MATH 319 Assignment #1           N² + 1

Due Monday, February 3.

     This is an exploratory assignment.  Your goal is to find patterns in numbers of a certain form.  There are some obvious (obvious after you have stared at the data awhile) theorems that can be stated about these numbers.

 

1. For each positive integer n, starting with 1 and going up to 30 or so list n² + 1.

2. Which of these numbers are primes?  Can you state a simple theorem about when numbers of the form n² + 1 are or are not primes?

3. Factor all the numbers you find.  Are there any small primes that do not occur as factors in any of the numbers in your list?

4. Make two lists. The first should be all small primes that do occur as factors of n² + 1. The second is all small primes that do not. A small prime is one that is less than 100.

 

You can do all this by hand but either a TI-89 or Maple can be a big help.

 

TI-89

     The function factor( in the algebra menu on the TI-89 will find the prime factorization of any integer.  For large integers (40 digits or more) it might take longer than the battery life to do it. For integers of fewer than 10 digits it will factor almost instantaneously.

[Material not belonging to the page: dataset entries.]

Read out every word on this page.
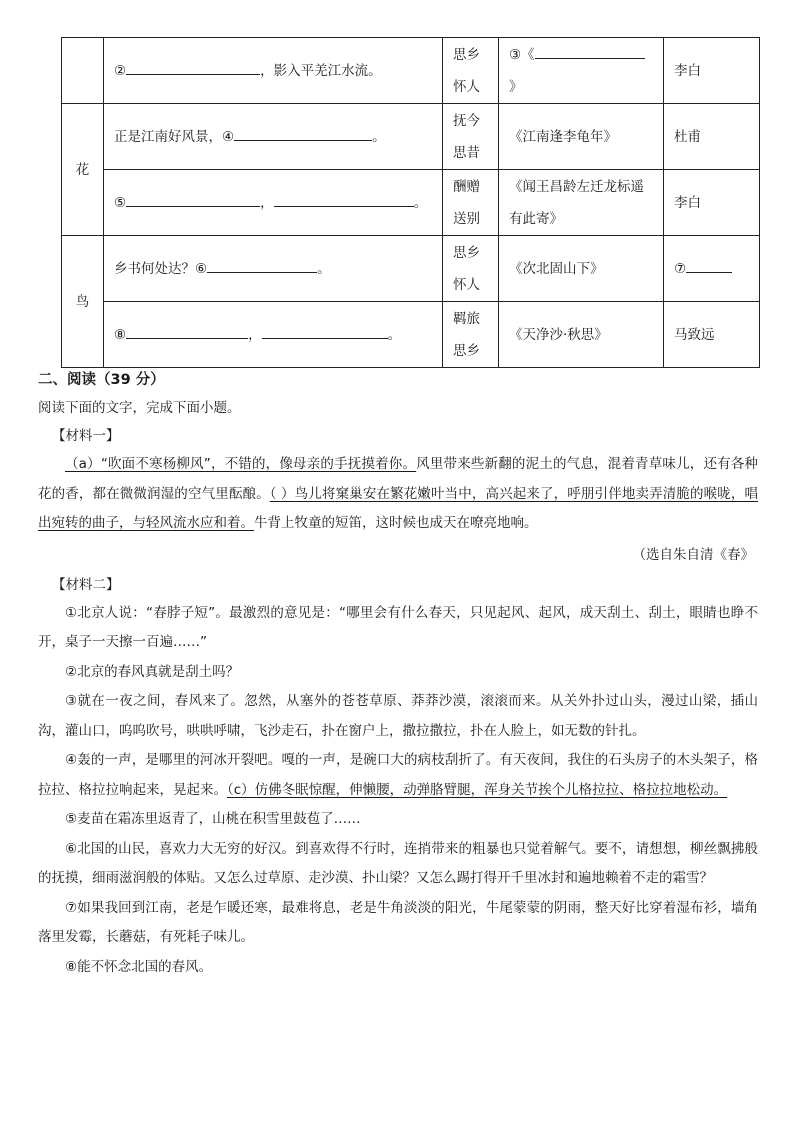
	② ，影入平羌江水流。	思乡怀人	③《》	李白
花	正是江南好风景，④ 。	抚今思昔	《江南逢李龟年》	杜甫
	⑤ ， 。	酬赠送别	《闻王昌龄左迁龙标遥有此寄》	李白
鸟	乡书何处达？⑥ 。	思乡怀人	《次北固山下》	⑦
	⑧ ， 。	羁旅思乡	《天净沙·秋思》	马致远

二、阅读（39 分）

阅读下面的文字，完成下面小题。

【材料一】

（a）“吹面不寒杨柳风”，不错的，像母亲的手抚摸着你。风里带来些新翻的泥土的气息，混着青草味儿，还有各种花的香，都在微微润湿的空气里酝酿。（ ）鸟儿将窠巢安在繁花嫩叶当中，高兴起来了，呼朋引伴地卖弄清脆的喉咙，唱出宛转的曲子，与轻风流水应和着。牛背上牧童的短笛，这时候也成天在嘹亮地响。

（选自朱自清《春》

【材料二】

①北京人说：“春脖子短”。最激烈的意见是：“哪里会有什么春天，只见起风、起风，成天刮土、刮土，眼睛也睁不开，桌子一天擦一百遍……”

②北京的春风真就是刮土吗？

③就在一夜之间，春风来了。忽然，从塞外的苍苍草原、莽莽沙漠，滚滚而来。从关外扑过山头，漫过山梁，插山沟，灌山口，呜呜吹号，哄哄呼啸，飞沙走石，扑在窗户上，撒拉撒拉，扑在人脸上，如无数的针扎。

④轰的一声，是哪里的河冰开裂吧。嘎的一声，是碗口大的病枝刮折了。有天夜间，我住的石头房子的木头架子，格拉拉、格拉拉响起来，晃起来。（c）仿佛冬眠惊醒，伸懒腰，动弹胳臂腿，浑身关节挨个儿格拉拉、格拉拉地松动。

⑤麦苗在霜冻里返青了，山桃在积雪里鼓苞了……

⑥北国的山民，喜欢力大无穷的好汉。到喜欢得不行时，连捎带来的粗暴也只觉着解气。要不，请想想，柳丝飘拂般的抚摸，细雨滋润般的体贴。又怎么过草原、走沙漠、扑山梁？又怎么踢打得开千里冰封和遍地赖着不走的霜雪？

⑦如果我回到江南，老是乍暖还寒，最难将息，老是牛角淡淡的阳光，牛尾蒙蒙的阴雨，整天好比穿着湿布衫，墙角落里发霉，长蘑菇，有死耗子味儿。

⑧能不怀念北国的春风。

It will factor expressions.  For example if you want to factor 28² + 1 it will do that in that form. factor(28^2+1).

 

Maple

     Maple is a little harder to use but not much.  When you start Maple type in with(numtheory);. The semicolon is very important.  This loads the number theory functions.  Then just type ifactor(28^2+1); and it will give you the factorization of that number. divisors(28^2+1); will give a list of all the positive divisors of that number.